Shep acted fast. In November 1992, he formed a company, Alive Culinary Resources, and told reporters that he was moving into promoting chefs.
—
On November 29, the Los Angeles Times wrote about the founding of the agency under the headline “When the Road Is Rough for Celeb Chefs: Celebrity chefs supposedly went out with the ’80s. Not according to Shep Gordon.” Four months later, in March 1993, Florence Fabricant in The New York Times filed “The Man Who Would Turn Chefs Into Household Names”: “Shep Gordon, an agent in California, thinks chefs and restaurateurs should be treated more like rock stars and hopes to put their names in lights. . . .”
Among the ideas Shep described to Fabricant were for chefs to sew patches with product logos on their coats, just like racing-car drivers, food festivals where the entertainment value of watching chefs cook would be “hyped,” chefs featured in People magazine, and what the reporter terme
d “a stretch-limousine lifestyle for chefs.” (Fabricant would soon have her own occasional segment on TVFN, appearing on Food News and Views on Wednesdays to recap her buy of the week. This never did lead to the production of FloFab posters or T-shirts. Then again, Shep never represented her.) He started delivering fast for the thirty-seven men and women in white in his stable. Dean Fearing was tapped to prepare the 1993 Rock and Roll Hall of Fame dinner in Los Angeles, where Springsteen, Jackson Browne, and Eric Clapton were served tortilla soup. Shep arranged for Wolfgang to make the Grammy Awards dinner in 1993. (Puck became the chef for the Academy Awards Governor’s Ball in 1995.) Then Shep made a deal with Time-Life Home Video for Emeril, Fearing, Pino Luongo, Daniel Boulud, Michel Richard, and Vergé to appear in an instructional cooking series.
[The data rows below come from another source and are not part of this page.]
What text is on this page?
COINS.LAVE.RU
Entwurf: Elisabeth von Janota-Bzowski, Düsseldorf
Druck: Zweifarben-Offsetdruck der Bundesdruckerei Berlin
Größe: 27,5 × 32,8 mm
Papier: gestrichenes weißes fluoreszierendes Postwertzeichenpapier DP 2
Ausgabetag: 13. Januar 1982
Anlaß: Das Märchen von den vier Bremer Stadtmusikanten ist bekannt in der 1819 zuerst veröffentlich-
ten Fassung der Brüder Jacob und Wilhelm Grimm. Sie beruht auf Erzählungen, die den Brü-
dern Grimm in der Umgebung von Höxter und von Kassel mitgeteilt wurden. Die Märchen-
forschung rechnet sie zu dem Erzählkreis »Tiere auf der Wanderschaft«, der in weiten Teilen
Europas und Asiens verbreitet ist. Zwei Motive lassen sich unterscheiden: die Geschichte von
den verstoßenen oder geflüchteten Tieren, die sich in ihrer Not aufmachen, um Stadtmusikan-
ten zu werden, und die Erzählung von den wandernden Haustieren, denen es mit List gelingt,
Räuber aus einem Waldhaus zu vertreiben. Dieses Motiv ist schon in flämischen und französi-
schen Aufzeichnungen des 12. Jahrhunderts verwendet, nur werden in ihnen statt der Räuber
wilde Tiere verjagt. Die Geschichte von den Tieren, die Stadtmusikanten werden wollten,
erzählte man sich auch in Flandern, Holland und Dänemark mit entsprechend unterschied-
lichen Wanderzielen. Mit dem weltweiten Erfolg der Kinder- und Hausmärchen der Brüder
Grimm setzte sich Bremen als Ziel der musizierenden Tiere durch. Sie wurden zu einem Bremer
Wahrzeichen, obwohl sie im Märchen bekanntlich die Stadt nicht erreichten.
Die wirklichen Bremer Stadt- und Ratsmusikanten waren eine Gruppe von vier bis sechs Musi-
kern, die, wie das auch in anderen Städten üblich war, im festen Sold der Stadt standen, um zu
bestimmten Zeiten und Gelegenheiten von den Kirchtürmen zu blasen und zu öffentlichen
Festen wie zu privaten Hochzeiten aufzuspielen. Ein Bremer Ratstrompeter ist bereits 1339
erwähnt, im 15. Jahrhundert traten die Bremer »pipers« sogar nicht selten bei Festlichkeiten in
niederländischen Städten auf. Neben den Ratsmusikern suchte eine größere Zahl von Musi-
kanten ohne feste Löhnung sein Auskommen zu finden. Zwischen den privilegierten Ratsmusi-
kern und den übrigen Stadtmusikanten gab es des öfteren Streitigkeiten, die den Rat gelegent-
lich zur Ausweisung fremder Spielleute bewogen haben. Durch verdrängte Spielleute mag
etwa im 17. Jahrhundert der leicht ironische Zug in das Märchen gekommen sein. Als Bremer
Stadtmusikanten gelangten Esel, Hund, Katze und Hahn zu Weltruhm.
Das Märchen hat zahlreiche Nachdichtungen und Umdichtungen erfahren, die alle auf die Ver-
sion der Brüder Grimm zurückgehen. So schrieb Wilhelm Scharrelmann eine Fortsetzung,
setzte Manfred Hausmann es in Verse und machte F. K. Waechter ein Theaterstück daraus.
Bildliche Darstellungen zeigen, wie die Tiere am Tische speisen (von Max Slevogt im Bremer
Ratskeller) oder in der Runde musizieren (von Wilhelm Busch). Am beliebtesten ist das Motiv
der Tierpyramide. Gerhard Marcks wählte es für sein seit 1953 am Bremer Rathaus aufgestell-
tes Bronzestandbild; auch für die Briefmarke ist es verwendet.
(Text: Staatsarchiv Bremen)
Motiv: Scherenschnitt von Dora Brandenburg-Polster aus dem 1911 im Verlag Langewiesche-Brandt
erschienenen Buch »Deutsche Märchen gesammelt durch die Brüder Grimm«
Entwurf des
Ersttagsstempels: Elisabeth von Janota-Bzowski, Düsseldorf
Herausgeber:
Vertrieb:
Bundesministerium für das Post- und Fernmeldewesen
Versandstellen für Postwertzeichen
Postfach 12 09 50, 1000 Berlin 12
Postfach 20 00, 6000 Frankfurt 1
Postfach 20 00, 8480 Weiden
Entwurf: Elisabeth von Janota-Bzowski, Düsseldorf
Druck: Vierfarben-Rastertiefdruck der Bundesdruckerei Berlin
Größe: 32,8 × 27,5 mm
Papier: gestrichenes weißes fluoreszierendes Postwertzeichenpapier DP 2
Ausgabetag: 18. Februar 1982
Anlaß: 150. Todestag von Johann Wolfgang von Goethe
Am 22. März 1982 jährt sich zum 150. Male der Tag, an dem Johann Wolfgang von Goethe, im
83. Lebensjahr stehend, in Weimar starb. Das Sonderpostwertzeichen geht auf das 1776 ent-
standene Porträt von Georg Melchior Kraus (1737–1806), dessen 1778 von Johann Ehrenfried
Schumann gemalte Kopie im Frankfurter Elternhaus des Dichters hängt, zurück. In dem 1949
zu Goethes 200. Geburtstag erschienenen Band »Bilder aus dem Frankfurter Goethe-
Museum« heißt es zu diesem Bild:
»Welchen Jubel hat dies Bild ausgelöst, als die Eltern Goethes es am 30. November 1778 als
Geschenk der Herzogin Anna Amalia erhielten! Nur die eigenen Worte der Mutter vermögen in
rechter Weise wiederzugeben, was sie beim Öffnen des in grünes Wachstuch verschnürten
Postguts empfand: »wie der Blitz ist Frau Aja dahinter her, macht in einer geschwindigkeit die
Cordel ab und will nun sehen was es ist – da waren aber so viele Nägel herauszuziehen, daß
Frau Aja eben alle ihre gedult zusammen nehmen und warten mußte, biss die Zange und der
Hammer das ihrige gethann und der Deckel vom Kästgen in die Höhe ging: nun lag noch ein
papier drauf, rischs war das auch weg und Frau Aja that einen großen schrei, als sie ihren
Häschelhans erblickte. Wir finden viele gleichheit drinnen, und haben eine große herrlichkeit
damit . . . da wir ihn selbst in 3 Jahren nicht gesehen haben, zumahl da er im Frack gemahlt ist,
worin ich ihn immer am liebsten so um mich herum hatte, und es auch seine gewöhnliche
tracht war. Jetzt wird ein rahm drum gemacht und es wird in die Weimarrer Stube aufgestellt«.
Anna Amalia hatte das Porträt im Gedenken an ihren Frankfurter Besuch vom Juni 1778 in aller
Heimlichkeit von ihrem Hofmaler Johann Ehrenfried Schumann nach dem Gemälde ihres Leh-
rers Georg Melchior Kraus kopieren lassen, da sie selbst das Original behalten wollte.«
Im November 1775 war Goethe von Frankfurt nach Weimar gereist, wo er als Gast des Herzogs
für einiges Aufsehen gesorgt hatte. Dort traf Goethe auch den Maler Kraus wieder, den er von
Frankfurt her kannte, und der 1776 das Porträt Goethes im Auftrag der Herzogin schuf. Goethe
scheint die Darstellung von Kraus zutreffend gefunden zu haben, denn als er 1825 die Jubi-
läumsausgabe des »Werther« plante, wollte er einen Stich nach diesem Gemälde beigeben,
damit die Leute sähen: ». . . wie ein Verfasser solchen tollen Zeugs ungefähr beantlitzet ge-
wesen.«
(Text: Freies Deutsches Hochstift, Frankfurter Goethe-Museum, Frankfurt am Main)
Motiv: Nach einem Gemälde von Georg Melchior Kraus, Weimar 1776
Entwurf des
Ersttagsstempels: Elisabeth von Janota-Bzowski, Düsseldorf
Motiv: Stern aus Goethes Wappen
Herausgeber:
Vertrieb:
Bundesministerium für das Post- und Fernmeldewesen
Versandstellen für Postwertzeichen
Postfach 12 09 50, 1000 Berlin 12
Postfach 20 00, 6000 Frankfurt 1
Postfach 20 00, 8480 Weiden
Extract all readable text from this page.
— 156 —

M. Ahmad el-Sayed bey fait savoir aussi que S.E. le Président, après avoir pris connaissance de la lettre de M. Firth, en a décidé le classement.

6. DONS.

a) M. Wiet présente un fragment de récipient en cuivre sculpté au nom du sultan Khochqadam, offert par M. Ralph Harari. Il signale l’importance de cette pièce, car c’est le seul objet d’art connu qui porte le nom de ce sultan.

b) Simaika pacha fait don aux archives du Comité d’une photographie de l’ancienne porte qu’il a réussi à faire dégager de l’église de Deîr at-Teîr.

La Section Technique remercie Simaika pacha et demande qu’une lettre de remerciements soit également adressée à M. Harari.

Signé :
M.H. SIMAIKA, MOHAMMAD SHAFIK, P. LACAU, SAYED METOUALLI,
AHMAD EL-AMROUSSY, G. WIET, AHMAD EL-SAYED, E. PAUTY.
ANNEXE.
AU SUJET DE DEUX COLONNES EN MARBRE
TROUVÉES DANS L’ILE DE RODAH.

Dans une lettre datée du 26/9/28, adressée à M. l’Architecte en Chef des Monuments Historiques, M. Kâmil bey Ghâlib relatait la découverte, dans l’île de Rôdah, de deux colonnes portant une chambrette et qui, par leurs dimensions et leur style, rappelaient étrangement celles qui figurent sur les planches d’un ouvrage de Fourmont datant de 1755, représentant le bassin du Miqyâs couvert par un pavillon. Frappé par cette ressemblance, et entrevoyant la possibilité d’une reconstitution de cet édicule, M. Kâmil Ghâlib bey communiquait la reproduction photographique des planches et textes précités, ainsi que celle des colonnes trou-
The chefs were paid about $5,000 each for three days’ work. With Sony Records, Shep produced a series of song compilations packaged with recipes. One, called Cocktail Hour, paired tunes by Dean Martin, Peggy Lee, and others with a recipe for spiced cashews with citrus-marinated chicken morsels by Mary Sue Milliken and Susan Feniger, the photogenic young owners of the hot L.A. restaurant Border Grill.
Shep was happy to flex his kung fu–dealmaker muscles on behalf of such noble men and women. In 1993, he used connections at Radio City Productions to help Forgione land a gig cooking for President Bill Clinton at a fund-raiser for the Democratic National Committee. The event’s printed program devoted almost as much space to Forgione as it did to the musical talent, Whitney Houston and Kenny G. The three-paragraph bio on the New York chef concluded, “A champion and reinventor of our national cuisine, Larry Forgione is a great American artist. His creations represent our culture’s past, present and future.” Such language may seem rote to a reader now, but in 1993, few of those who dined on the Roast Breast of Chicken with Monticello Style Soft Corn Pudding (summer compote of morels, leeks, Vidalia onions, and a Midwest caramelized chicken sauce) would have conceived of bestowing such a high-falutin’ description on a cook. An “artist”? many of them were likely wondering, and what the hell is a “Midwest” sauce?